On behalf of the Signal Corps Regimental Association (SCRA), Fredenburgh presented Bronze Orders of Wahatchee and also Silver and Bronze Orders of Mercury to Signaleers and civilians of the brigade. The Bronze Wahatchee is awarded to individuals who have voluntarily contributed in a significant way to the improvement of the Signal Corps community. The Bronze Order of Mercury recognizes those who have demonstrated the highest standards of integrity, moral character, professional competence and selflessness and who have contributed significantly to the promotion of the Signal Corps and the Signal Regimental Association. The Silver Order of Mercury is the SCRA's highest award given to those who stand well-above their peers and have made conspicuous long-term significant contributions to the U.S. Army Signal Corps and the Signal Regimental Association.

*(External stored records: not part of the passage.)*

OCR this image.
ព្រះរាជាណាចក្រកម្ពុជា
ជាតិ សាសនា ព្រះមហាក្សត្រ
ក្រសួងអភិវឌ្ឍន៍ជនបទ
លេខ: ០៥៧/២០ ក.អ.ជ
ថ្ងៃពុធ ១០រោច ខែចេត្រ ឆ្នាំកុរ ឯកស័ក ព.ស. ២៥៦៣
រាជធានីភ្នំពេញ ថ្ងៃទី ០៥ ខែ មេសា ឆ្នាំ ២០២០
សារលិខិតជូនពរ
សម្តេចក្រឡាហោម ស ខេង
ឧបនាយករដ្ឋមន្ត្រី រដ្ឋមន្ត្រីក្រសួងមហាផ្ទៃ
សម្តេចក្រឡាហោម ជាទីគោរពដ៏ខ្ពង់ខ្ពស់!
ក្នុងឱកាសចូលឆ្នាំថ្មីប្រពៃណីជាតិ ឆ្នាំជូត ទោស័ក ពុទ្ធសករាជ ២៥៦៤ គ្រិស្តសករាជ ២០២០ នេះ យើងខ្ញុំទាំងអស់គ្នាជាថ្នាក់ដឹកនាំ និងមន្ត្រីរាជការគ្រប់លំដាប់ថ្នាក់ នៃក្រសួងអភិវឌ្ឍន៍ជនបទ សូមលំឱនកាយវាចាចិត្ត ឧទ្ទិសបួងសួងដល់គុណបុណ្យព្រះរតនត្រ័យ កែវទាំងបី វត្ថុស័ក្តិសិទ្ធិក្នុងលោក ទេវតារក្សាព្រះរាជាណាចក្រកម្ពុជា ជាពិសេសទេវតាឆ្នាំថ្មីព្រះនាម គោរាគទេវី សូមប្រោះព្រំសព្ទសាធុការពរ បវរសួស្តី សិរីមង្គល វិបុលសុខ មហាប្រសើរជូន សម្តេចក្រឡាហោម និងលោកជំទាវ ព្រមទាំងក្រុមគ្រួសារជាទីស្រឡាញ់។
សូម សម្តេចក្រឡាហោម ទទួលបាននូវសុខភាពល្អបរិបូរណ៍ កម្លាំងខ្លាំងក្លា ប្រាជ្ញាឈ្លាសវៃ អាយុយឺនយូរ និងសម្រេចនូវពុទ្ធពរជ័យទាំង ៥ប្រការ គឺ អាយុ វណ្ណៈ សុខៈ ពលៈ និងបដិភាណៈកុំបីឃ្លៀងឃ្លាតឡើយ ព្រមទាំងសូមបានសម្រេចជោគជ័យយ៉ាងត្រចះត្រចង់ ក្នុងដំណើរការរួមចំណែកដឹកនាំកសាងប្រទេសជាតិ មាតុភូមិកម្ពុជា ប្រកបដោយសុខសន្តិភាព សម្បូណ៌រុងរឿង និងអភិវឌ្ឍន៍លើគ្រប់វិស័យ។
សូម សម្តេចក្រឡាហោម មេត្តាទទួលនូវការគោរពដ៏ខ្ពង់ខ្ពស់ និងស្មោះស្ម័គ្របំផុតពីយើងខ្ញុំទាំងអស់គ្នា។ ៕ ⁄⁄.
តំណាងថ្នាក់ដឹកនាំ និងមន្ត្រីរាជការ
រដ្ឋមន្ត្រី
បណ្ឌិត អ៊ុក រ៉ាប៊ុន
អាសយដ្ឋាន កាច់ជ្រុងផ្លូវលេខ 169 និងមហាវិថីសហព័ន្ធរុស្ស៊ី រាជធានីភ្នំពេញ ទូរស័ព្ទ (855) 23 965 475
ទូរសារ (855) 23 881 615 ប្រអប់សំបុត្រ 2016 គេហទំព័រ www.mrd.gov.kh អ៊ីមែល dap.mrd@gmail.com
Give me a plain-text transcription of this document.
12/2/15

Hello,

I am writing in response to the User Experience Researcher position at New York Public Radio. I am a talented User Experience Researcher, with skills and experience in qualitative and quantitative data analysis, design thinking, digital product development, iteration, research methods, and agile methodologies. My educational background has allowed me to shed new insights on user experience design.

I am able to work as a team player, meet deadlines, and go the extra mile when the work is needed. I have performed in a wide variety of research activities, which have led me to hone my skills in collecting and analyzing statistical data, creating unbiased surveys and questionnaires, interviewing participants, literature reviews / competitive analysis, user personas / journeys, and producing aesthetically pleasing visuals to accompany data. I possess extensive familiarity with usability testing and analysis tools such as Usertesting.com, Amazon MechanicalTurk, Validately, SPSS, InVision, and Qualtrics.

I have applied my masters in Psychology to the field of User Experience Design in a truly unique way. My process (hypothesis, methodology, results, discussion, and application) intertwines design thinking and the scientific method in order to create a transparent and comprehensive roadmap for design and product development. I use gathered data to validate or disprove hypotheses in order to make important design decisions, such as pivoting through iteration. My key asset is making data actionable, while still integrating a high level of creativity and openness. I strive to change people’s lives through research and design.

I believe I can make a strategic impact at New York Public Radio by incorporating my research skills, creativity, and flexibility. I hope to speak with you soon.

The theme of the 2014 Signal Regimental Ball was "Winning on the Cyberspace Battlefield," because the Army is more than just the premier ground force.
"We are truly beginning a new fight, and many of you will be called to be a part of that fight in the years to come," Fredenburgh said. "I, and those who will follow me, will be looking to you to be the cyber warriors and win on the cyberspace battlefield."
The ball's guest speaker was Command Sgt. Maj. Rodney D. Harris, U.S. Army Cyber Command. Fredenburgh said that while Harris has held every position of responsibility as an infantryman for the U.S. Army, he was the perfect person to speak to Signaleers at the ball, because Harris understood the importance of being able to communicate with his Soldiers while being on the battlefield.
"Thank you for inviting me here tonight," Harris said. "I've got to tell you. As I look around and I look at myself, I wish had something orange to wear tonight." Harris laughed and so did the signal crowd.
Harris added, "The U.S. Army Signal Corps. You are the people that develop, build, operate and help defend this domain, and I am not 100 percent certain that everybody in this corps truly realizes just how important that is to our national security and our national defense."
Harris went on to explain how the networks are now becoming more than just platforms to enable mission command and communications. Harris said the battles are no longer just in the skies and battlefields, but are starting to take place in cyberspace. "At the heart of all of this cyberspace talk, is our Army Signal Corps," Harris said. "You are critically important to national security, especially when it comes to the nation's security in cyberspace."
Harris also expressed just how grateful he has been for the Signaleers in the U.S. Army. "If you talk to people around the Army today, they'll tell you it's rare to see someone like me, as an infantryman, so committed to a corps in which I have had no contact with other than understanding who it is that gave me the ability to communicate from one Bradley to the other and one squad to another on the battlefield," said Harris.
"In the old days, we used to talk about the Signal Corps and Signaleers," Harris explained, "and we used to say 'we can talk about you, but we can't talk without you.' But, that's no longer just the case, because today, we can talk about you, but we can't fight without you."
"It's no secret that I have the most enormous amount of respect for our signal corps and the amount of pride you all take in your jobs," Harris said. "I thank you and I look forward to monitoring your continued success." Harris left the podium with a standing ovation from the Signal Corps.
The ball concluded with group photos of all of 1st Signal Brigade's leaders and special staff, handshakes, well wishes and thoughts towards next year's signal ball.